Another category of foreigners with which we have thrown out our generosity blindly is that of the so called investors. As it has been pointed out on numerous occasions by the downtown traders, there are individuals who have abused or who have been helped by others, to abuse our general national thirst for investors. It is not a secret that in this country, we have scores of unregistered (without permits) foreigners who came or who were let in the country on the pretence that they are investors, yet in actual fact they are simply job and fortune hunters.

Many of these people have been caught up in cases of criminality and insecurity. Without proper documentation and regulation of these people, security will always find it a challenge to follow them up in case there is a case of insecurity.
One thing that needs to be noted is that this kind of people doesn’t only cause insecurity in the country as a whole, but also that they are actually causing job and livelihood insecurity to many of our own people.
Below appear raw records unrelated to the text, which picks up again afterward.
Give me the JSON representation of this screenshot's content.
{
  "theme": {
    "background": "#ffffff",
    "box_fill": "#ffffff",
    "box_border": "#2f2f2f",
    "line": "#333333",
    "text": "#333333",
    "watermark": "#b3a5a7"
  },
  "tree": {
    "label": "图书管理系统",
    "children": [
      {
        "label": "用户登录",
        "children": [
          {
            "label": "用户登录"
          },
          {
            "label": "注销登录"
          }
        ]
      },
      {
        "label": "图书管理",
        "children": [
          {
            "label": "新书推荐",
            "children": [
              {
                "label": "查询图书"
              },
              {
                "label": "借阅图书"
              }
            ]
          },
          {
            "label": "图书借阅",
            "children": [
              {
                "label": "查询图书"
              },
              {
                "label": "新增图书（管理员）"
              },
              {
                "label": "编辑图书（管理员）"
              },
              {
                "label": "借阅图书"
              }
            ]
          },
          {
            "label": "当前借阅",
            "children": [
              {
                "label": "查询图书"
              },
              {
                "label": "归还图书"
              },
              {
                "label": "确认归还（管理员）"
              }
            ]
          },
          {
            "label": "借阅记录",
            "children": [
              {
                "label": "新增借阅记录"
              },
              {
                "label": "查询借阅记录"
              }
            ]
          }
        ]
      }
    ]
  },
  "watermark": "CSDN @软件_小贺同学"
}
Corruption and unemployment
Rampant and entrenched corruption that not only erodes the moral fibre of a country, but in the process also erodes any rays of hope for those multitudes of people outside the thieving syndicate to have any hope of ever getting any feel of a better and prosperous life is one that greatly contributes to a hike in crime in society. When people despair, the net result is to resort to criminality. We have and continue to see this direct correlation. In short, government must do whatever it takes to at least be seen to be addressing this scourge of corruption. This fight must be concerted, consistent and not selective.

Urban inertia
Kampala city and its environs which used to have only one million people a few years ago, now is estimated to be having close to four million people at anyone given time of the day. This situation which has been caused by people leaving villages to come find survival in Kampala is not only exerting pressure on the insufficient social services available, but also perpetuates crime.
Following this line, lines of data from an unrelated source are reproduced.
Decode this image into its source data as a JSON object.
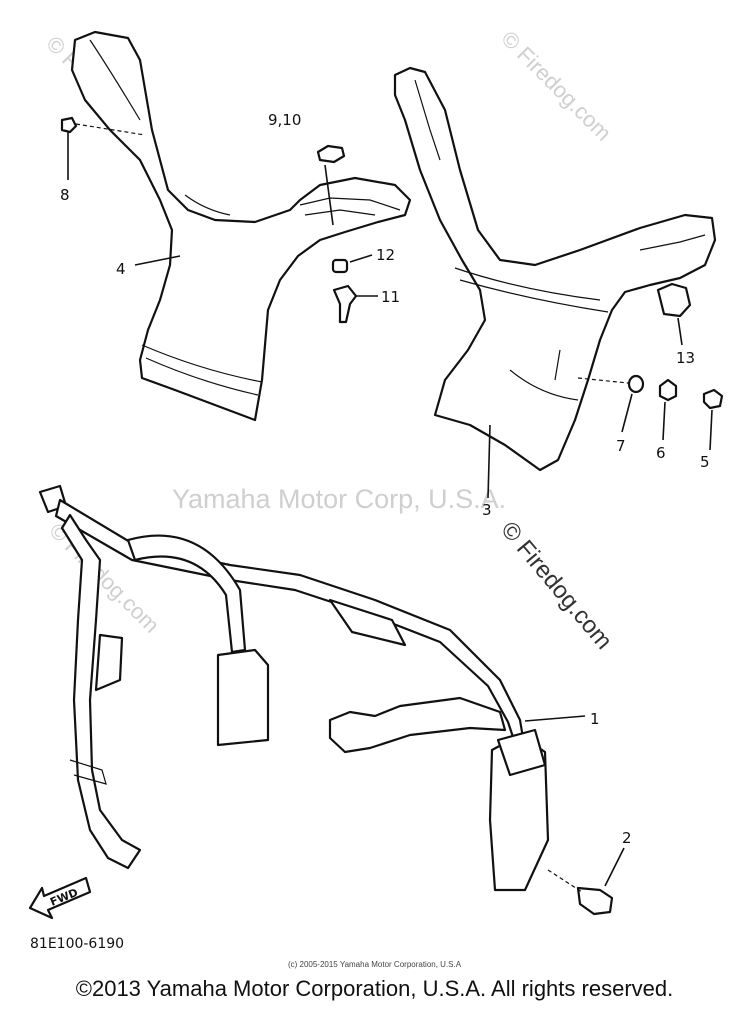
{
  "callouts": {
    "c1": "1",
    "c2": "2",
    "c3": "3",
    "c4": "4",
    "c5": "5",
    "c6": "6",
    "c7": "7",
    "c8": "8",
    "c910": "9,10",
    "c11": "11",
    "c12": "12",
    "c13": "13"
  },
  "arrow_label": "FWD",
  "watermarks": {
    "firedog": "© Firedog.com",
    "yamaha": "Yamaha Motor Corp, U.S.A."
  },
  "drawing_code": "81E100-6190",
  "small_copyright": "(c) 2005-2015 Yamaha Motor Corporation, U.S.A",
  "copyright": "©2013 Yamaha Motor Corporation, U.S.A. All rights reserved."
}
Most of the people coming to the city are undocumented and unprofiled at all even in the places that they have relocated within the city. Most of them actually end up in the slum areas where the proposed CCTV cameras or drones will never be given the slightest chance to function.
In order to address this increasing problem of urban inertia, government must deliberately plan to develop, upgrade and improve the current squalid state of affairs in most of the towns in the country. This should be done and geared to create an environment that dissuades particularly the youths from looking at Kampala as the only place where one can make a survival or make it in life.

In summary, of course fighting crime and insecurity is a far big task for only government alone. It must be a fight we all embrace as the citizenry and has our uncompromising vigilance and patriotism. Government must do its part and we the citizens must equally play our role in making our communities and nation safe from crime and insecurity.